Who: Two Israeli-owned companies - TargetTeam, incorporated in Cyprus and founded by alumni of Rayzone and Cognyte, and Rayzone, an established Israeli intelligence firm whose sales are overseen by Israel's Defense Ministry. The investigation was conducted by Haaretz journalist Omer Benjakob. Amnesty International's Security Lab also provided comment.

What: The companies have developed and are actively selling to government clients systems capable of locating and identifying users of SpaceX's Starlink satellite internet service. TargetTeam's system, called Stargetz, monitored close to one million terminals at time of demonstration, with approximately 200,000 having been deanonymized. Rayzone markets a comparable capability alongside its broader intelligence product suite. Both systems rely on data fusion rather than traffic interception, and both firms also sell advertising-based intelligence products, with unique advertising identifiers - the same codes used to serve personalized ads - appearing central to the deanonymization capability.

When: The Haaretz investigation was published on May 12, 2026. The Verint Starsky product it references for historical comparison was marketed to India in 2016.

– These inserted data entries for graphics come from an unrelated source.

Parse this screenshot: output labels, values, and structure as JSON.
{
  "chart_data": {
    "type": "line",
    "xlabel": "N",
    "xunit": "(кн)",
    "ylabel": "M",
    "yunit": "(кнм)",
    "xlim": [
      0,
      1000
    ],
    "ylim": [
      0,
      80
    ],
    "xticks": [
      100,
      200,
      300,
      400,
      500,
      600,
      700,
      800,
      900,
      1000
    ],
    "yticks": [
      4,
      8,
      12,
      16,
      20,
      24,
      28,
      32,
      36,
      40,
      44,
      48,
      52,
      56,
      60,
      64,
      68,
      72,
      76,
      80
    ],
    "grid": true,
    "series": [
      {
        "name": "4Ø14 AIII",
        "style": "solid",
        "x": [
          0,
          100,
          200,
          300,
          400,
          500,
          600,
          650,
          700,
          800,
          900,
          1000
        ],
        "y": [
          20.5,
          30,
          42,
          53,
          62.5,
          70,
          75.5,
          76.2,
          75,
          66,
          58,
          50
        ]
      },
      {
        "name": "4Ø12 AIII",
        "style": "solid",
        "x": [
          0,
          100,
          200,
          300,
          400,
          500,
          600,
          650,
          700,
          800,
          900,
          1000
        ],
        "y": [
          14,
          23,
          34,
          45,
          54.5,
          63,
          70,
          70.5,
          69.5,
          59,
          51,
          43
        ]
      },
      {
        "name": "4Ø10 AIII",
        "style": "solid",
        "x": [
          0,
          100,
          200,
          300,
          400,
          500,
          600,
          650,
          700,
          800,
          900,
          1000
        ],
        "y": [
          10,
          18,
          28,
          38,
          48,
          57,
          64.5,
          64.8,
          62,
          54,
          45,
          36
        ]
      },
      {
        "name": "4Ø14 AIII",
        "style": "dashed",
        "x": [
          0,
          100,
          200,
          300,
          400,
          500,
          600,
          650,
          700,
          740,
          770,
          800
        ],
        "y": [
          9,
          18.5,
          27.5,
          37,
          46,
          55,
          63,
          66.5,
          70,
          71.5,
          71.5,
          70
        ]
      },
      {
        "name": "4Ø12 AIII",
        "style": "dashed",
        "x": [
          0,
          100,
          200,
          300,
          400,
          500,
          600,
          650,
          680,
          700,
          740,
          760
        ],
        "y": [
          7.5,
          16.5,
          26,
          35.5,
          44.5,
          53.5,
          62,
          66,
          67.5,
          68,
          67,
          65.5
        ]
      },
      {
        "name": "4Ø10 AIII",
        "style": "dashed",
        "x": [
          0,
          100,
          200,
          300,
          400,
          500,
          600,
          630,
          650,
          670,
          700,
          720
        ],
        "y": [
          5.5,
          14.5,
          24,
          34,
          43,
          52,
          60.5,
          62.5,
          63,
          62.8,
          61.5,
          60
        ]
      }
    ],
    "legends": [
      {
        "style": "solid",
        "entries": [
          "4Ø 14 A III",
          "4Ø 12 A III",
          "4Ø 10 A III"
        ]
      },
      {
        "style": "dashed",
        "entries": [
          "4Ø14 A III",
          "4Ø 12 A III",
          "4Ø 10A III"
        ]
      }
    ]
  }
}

Where: TargetTeam is based in Cyprus. Rayzone operates in Israel under Defense Ministry oversight. The Stargetz demonstration was conducted for an unidentified client in Vienna. The systems claim global coverage, with the demonstration showing terminals across the Middle East, India, Russia, China, and offshore maritime areas.

Why: States - particularly those focused on counterterrorism, sanctions enforcement, and border control - have sought tools to locate users of Starlink, which operates outside national telecommunications infrastructure and is therefore inaccessible to traditional signals interception. The commercial availability of these tools marks a shift: what was previously achievable only through state-level infrastructure is now available to any government buyer. The advertising data supply chain, built to serve personalized digital advertising, has become an unintended input to intelligence products with no mechanism for consumer awareness or consent.